There's a cost to it, of course, but the cost of failing to do so can be much more substantial.


This blog is not intended to and does not provide legal advice to any person in respect of any particular legal issue, and does not create a solicitor-client relationship with any readers, but rather provides general legal information. If you have a legal issue or possible legal issue, contact a lawyer.


  1. I think this post is evidence of a huge problem with employment standards legislation in Ontario: lack of clarity and certainty. (I should be clear that the problem is in the legislation, not in your post per se, which explains things nicely.) Employment Standards legislation is MINIMUM standards legislation. Such legislation ideally should be as simple as possible not only to promote understanding of right and responsibilities but also to make a firm statement that there are certain minumum standards of work that permit no exception. If the legislation were more straightforward, your average worker would be more aware of his or her rights. If minimum wage is $11.00 an hour, then make it $11.00 an hour for everyone. Is an extra dollar or two an hour for a server going to drive restaurants out of business? Realistically, no. If the standards are truly minimum, don't exempt any employees. We expect lawyers and doctors will make more anyway? Great, then compliance will be easy.

    1. Thanks for the comment, Chris.

      I'll grant that there's some complexity to the ESA framework, and that it's far too easily misunderstood - I've seen plenty of occasions where a manager or HR professional or non-employment lawyer (and even a judge now) have looked at the ESA and said "Well, I guess that sets out the full obligations of the employer." But the truth is that there are plenty of resources abound that anyone who knows how to use Google can find out otherwise.

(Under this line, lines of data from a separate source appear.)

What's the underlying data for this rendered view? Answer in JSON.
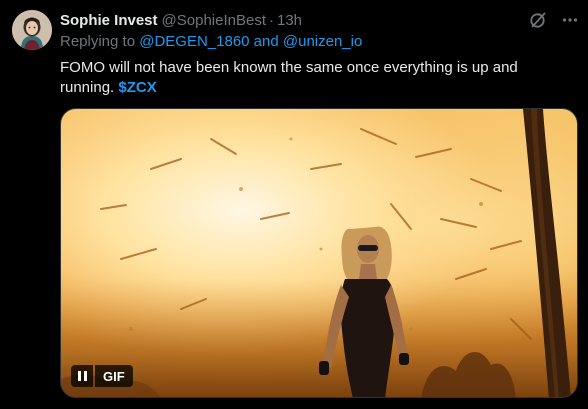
{
  "author": {
    "display_name": "Sophie Invest",
    "handle": "@SophieInBest",
    "separator": "·",
    "time": "13h"
  },
  "reply": {
    "prefix": "Replying to",
    "mention_1": "@DEGEN_1860",
    "conjunction": "and",
    "mention_2": "@unizen_io"
  },
  "tweet": {
    "text": "FOMO will not have been known the same once everything is up and running.",
    "cashtag": "$ZCX"
  },
  "media": {
    "type_badge": "GIF",
    "state": "playing"
  },
  "icons": {
    "grok": "grok-icon",
    "more": "more-icon",
    "pause": "pause-icon"
  },
  "colors": {
    "background": "#000000",
    "text": "#e7e9ea",
    "secondary": "#71767b",
    "accent": "#1d9bf0"
  }
}
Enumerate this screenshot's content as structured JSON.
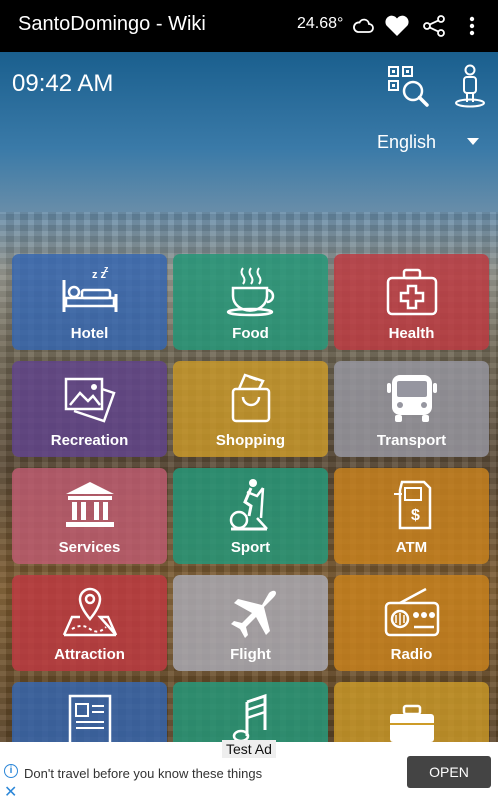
{
  "appbar": {
    "title": "SantoDomingo - Wiki",
    "temperature": "24.68°",
    "icons": [
      "cloud-icon",
      "heart-icon",
      "share-icon",
      "more-vert-icon"
    ]
  },
  "header": {
    "time": "09:42 AM",
    "language": "English"
  },
  "tiles": [
    {
      "label": "Hotel",
      "icon": "hotel-bed-icon",
      "color": "#3466b2"
    },
    {
      "label": "Food",
      "icon": "coffee-cup-icon",
      "color": "#269678"
    },
    {
      "label": "Health",
      "icon": "first-aid-kit-icon",
      "color": "#be3a42"
    },
    {
      "label": "Recreation",
      "icon": "pictures-icon",
      "color": "#60448c"
    },
    {
      "label": "Shopping",
      "icon": "shopping-bag-icon",
      "color": "#cd9b28"
    },
    {
      "label": "Transport",
      "icon": "bus-icon",
      "color": "#9696a0"
    },
    {
      "label": "Services",
      "icon": "bank-building-icon",
      "color": "#be5c70"
    },
    {
      "label": "Sport",
      "icon": "elliptical-trainer-icon",
      "color": "#269678"
    },
    {
      "label": "ATM",
      "icon": "atm-machine-icon",
      "color": "#c8821e"
    },
    {
      "label": "Attraction",
      "icon": "map-pin-icon",
      "color": "#be3a42"
    },
    {
      "label": "Flight",
      "icon": "airplane-icon",
      "color": "#aaaab4"
    },
    {
      "label": "Radio",
      "icon": "radio-icon",
      "color": "#c8821e"
    },
    {
      "label": "",
      "icon": "newspaper-icon",
      "color": "#3466b2"
    },
    {
      "label": "",
      "icon": "music-note-icon",
      "color": "#269678"
    },
    {
      "label": "",
      "icon": "briefcase-icon",
      "color": "#cd9b28"
    }
  ],
  "ad": {
    "badge": "Test Ad",
    "text": "Don't travel before you know these things",
    "button": "OPEN"
  }
}
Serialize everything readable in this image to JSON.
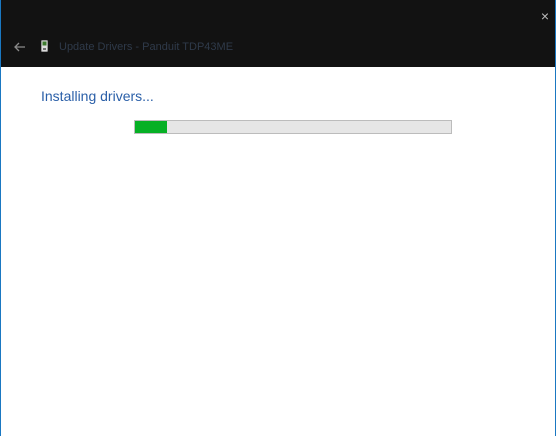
{
  "window": {
    "title": "Update Drivers - Panduit TDP43ME",
    "close_symbol": "×",
    "back_icon": "back-arrow-icon",
    "app_icon": "device-icon"
  },
  "main": {
    "heading": "Installing drivers...",
    "progress": {
      "fraction": 0.1,
      "fill_color": "#06b025",
      "track_color": "#e6e6e6"
    }
  },
  "colors": {
    "titlebar": "#121212",
    "heading": "#2a5fa8",
    "window_border": "#1a78c2"
  }
}
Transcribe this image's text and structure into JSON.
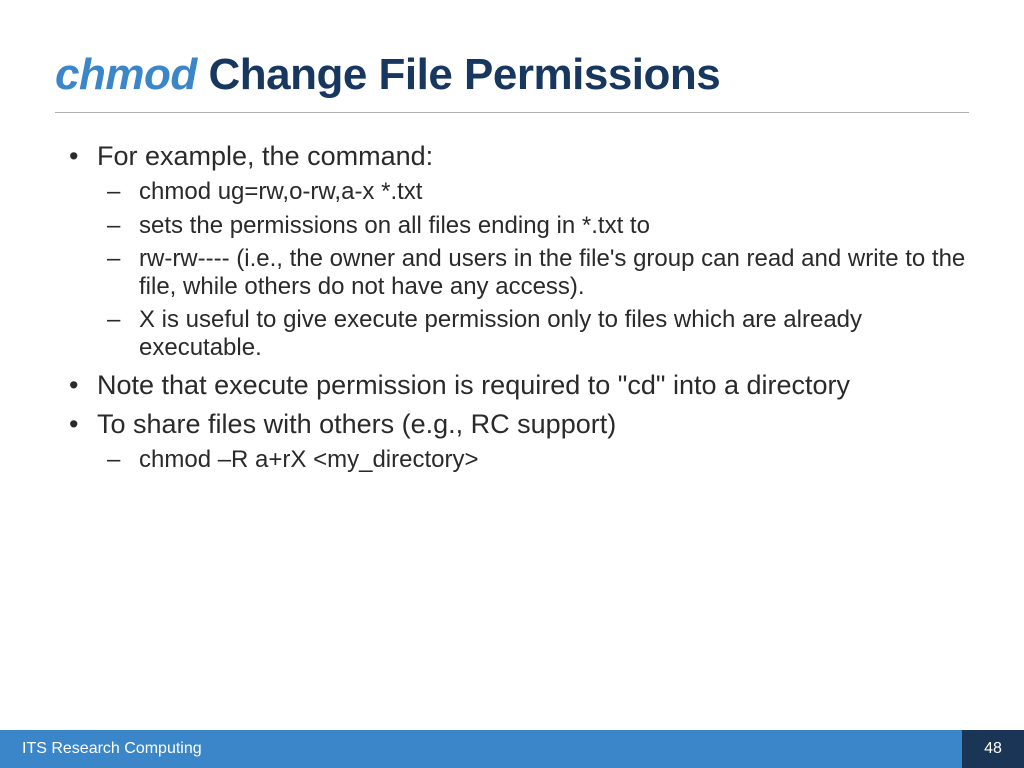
{
  "title": {
    "cmd": "chmod",
    "rest": " Change File Permissions"
  },
  "bullets": {
    "item1": {
      "text": "For example, the command:",
      "sub1": " chmod ug=rw,o-rw,a-x *.txt",
      "sub2": "sets the permissions on all files ending in *.txt to",
      "sub3": "rw-rw---- (i.e., the owner and users in the file's group can read and write to the file, while others do not have any access).",
      "sub4": "X is useful to give execute permission only to files which are already executable."
    },
    "item2": {
      "text": "Note that execute permission is required to \"cd\" into a directory"
    },
    "item3": {
      "text": "To share files with others (e.g., RC support)",
      "sub1": "chmod –R a+rX <my_directory>"
    }
  },
  "footer": {
    "org": "ITS Research Computing",
    "page": "48"
  }
}
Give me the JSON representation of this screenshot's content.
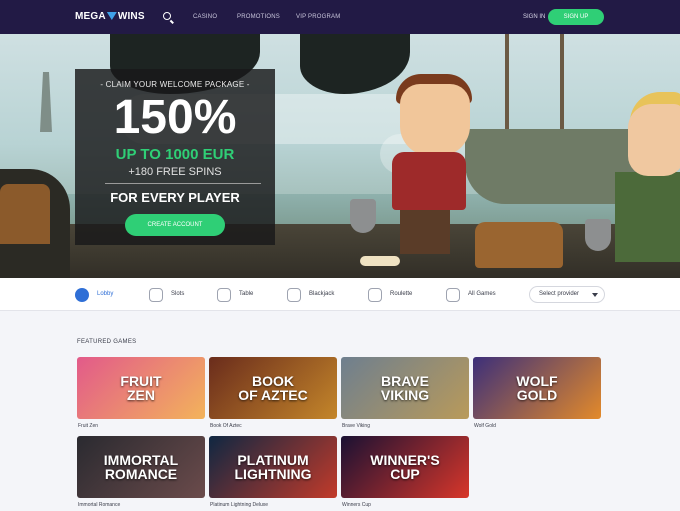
{
  "header": {
    "logo_text_1": "MEGA",
    "logo_text_2": "WINS",
    "nav": [
      "CASINO",
      "PROMOTIONS",
      "VIP PROGRAM"
    ],
    "sign_in": "SIGN IN",
    "sign_up": "SIGN UP"
  },
  "hero": {
    "pre_title": "- CLAIM YOUR WELCOME PACKAGE -",
    "percent": "150%",
    "up_to": "UP TO 1000 EUR",
    "spins": "+180 FREE SPINS",
    "every": "FOR EVERY PLAYER",
    "cta": "CREATE ACCOUNT",
    "slide_count": 3,
    "active_slide": 1
  },
  "categories": {
    "items": [
      {
        "label": "Lobby",
        "icon": "gamepad-icon",
        "active": true
      },
      {
        "label": "Slots",
        "icon": "slots-icon",
        "active": false
      },
      {
        "label": "Table",
        "icon": "chess-pawn-icon",
        "active": false
      },
      {
        "label": "Blackjack",
        "icon": "cards-icon",
        "active": false
      },
      {
        "label": "Roulette",
        "icon": "roulette-icon",
        "active": false
      },
      {
        "label": "All Games",
        "icon": "grid-icon",
        "active": false
      }
    ],
    "provider_select": "Select provider"
  },
  "featured": {
    "title": "FEATURED GAMES",
    "games": [
      {
        "name": "Fruit Zen",
        "thumb_title": "FRUIT\nZEN",
        "bg": "#e25a8a",
        "bg2": "#f3b35b"
      },
      {
        "name": "Book Of Aztec",
        "thumb_title": "BOOK\nOF AZTEC",
        "bg": "#6a2c1c",
        "bg2": "#c4862a"
      },
      {
        "name": "Brave Viking",
        "thumb_title": "BRAVE\nVIKING",
        "bg": "#6e7f8f",
        "bg2": "#b99a5a"
      },
      {
        "name": "Wolf Gold",
        "thumb_title": "WOLF\nGOLD",
        "bg": "#3c2f7a",
        "bg2": "#e38a2a"
      },
      {
        "name": "Immortal Romance",
        "thumb_title": "IMMORTAL\nROMANCE",
        "bg": "#2a2a30",
        "bg2": "#6b4b4b"
      },
      {
        "name": "Platinum Lightning Deluxe",
        "thumb_title": "PLATINUM\nLIGHTNING",
        "bg": "#0f2742",
        "bg2": "#c23a2a"
      },
      {
        "name": "Winners Cup",
        "thumb_title": "WINNER'S\nCUP",
        "bg": "#1a1133",
        "bg2": "#d8362a"
      }
    ]
  }
}
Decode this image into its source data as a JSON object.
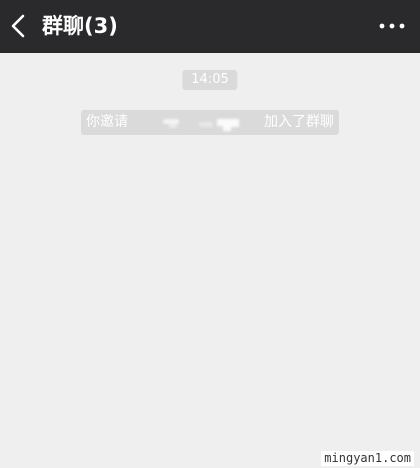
{
  "header": {
    "title": "群聊(3)",
    "back_icon": "chevron-left-icon",
    "more_icon": "more-dots-icon"
  },
  "chat": {
    "timestamp": "14:05",
    "system_message": {
      "prefix": "你邀请",
      "suffix": "加入了群聊"
    }
  },
  "watermark": "mingyan1.com",
  "colors": {
    "navbar": "#2a2a2c",
    "background": "#efefef",
    "pill": "#dadada",
    "text_light": "#ffffff"
  }
}
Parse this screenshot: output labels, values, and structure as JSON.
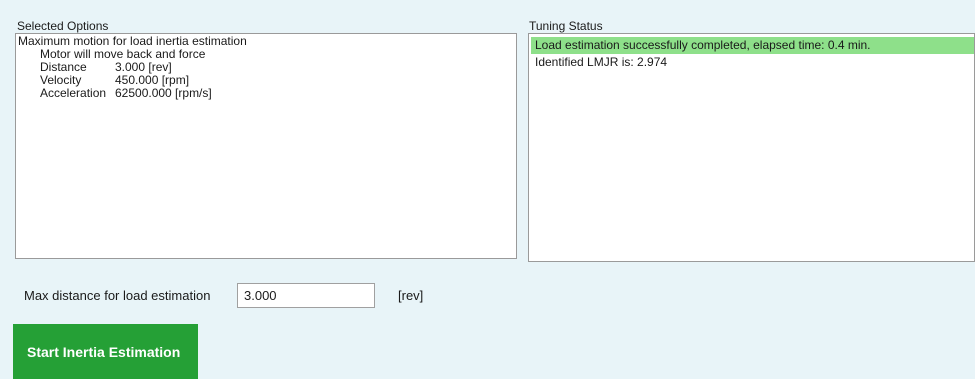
{
  "selected_options": {
    "label": "Selected Options",
    "title": "Maximum motion for load inertia estimation",
    "subtitle": "Motor will move back and force",
    "rows": [
      {
        "key": "Distance",
        "value": "3.000 [rev]"
      },
      {
        "key": "Velocity",
        "value": "450.000 [rpm]"
      },
      {
        "key": "Acceleration",
        "value": "62500.000 [rpm/s]"
      }
    ]
  },
  "tuning_status": {
    "label": "Tuning Status",
    "lines": [
      {
        "text": "Load estimation successfully completed, elapsed time: 0.4 min.",
        "highlight": true
      },
      {
        "text": "Identified LMJR is: 2.974",
        "highlight": false
      }
    ]
  },
  "max_distance": {
    "label": "Max distance for load estimation",
    "value": "3.000",
    "unit": "[rev]"
  },
  "start_button": {
    "label": "Start Inertia Estimation"
  },
  "colors": {
    "background": "#e8f4f8",
    "success_highlight": "#8ee08a",
    "button_green": "#25a036"
  }
}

      ( there's an idea, actually. I can cite case law until I'm blue in the face to try to explain to an employer why their position is wrong as a matter of trite law, but suggesting that they Google it...I digress.)

      However, I'm not overly concerned about the differential minimum wage. The outright exemptions for minimum wage are pretty trivial: Even in this market, it's hard to imagine a lawyer working for less than minimum wage. (Though compliance may be more difficult for commissioned salespeople, as it happens.)

      The reduced rates...I don't think they really cause much confusion, in general - the differential rate is well-known in the restaurant industry, and for young people as well (and, in any event, if an employer doesn't realize that it can pay its young students less, that's the employer's own loss). It makes it more difficult for people like us to talk in broad generalities - it would be much easier to say "Every employee in Ontario is entitled to x", as opposed to "With certain exemptions, most employees are entitled to x, unless you're in this other category, in which you're entitled to y, or..." But the truth is that, for most people who need to ask about a minimum wage, it's $10.25.

      I might be persuaded that the reduced minimum wage for servers is bad policy for other reasons, but I think the reduced minimum wage for young people is good policy, and I'm surprised the difference remains so small. As much as the arguments about a 'living wage' make a certain amount of sense, that sense largely dissolves when talking about high school students working part time and living with their parents.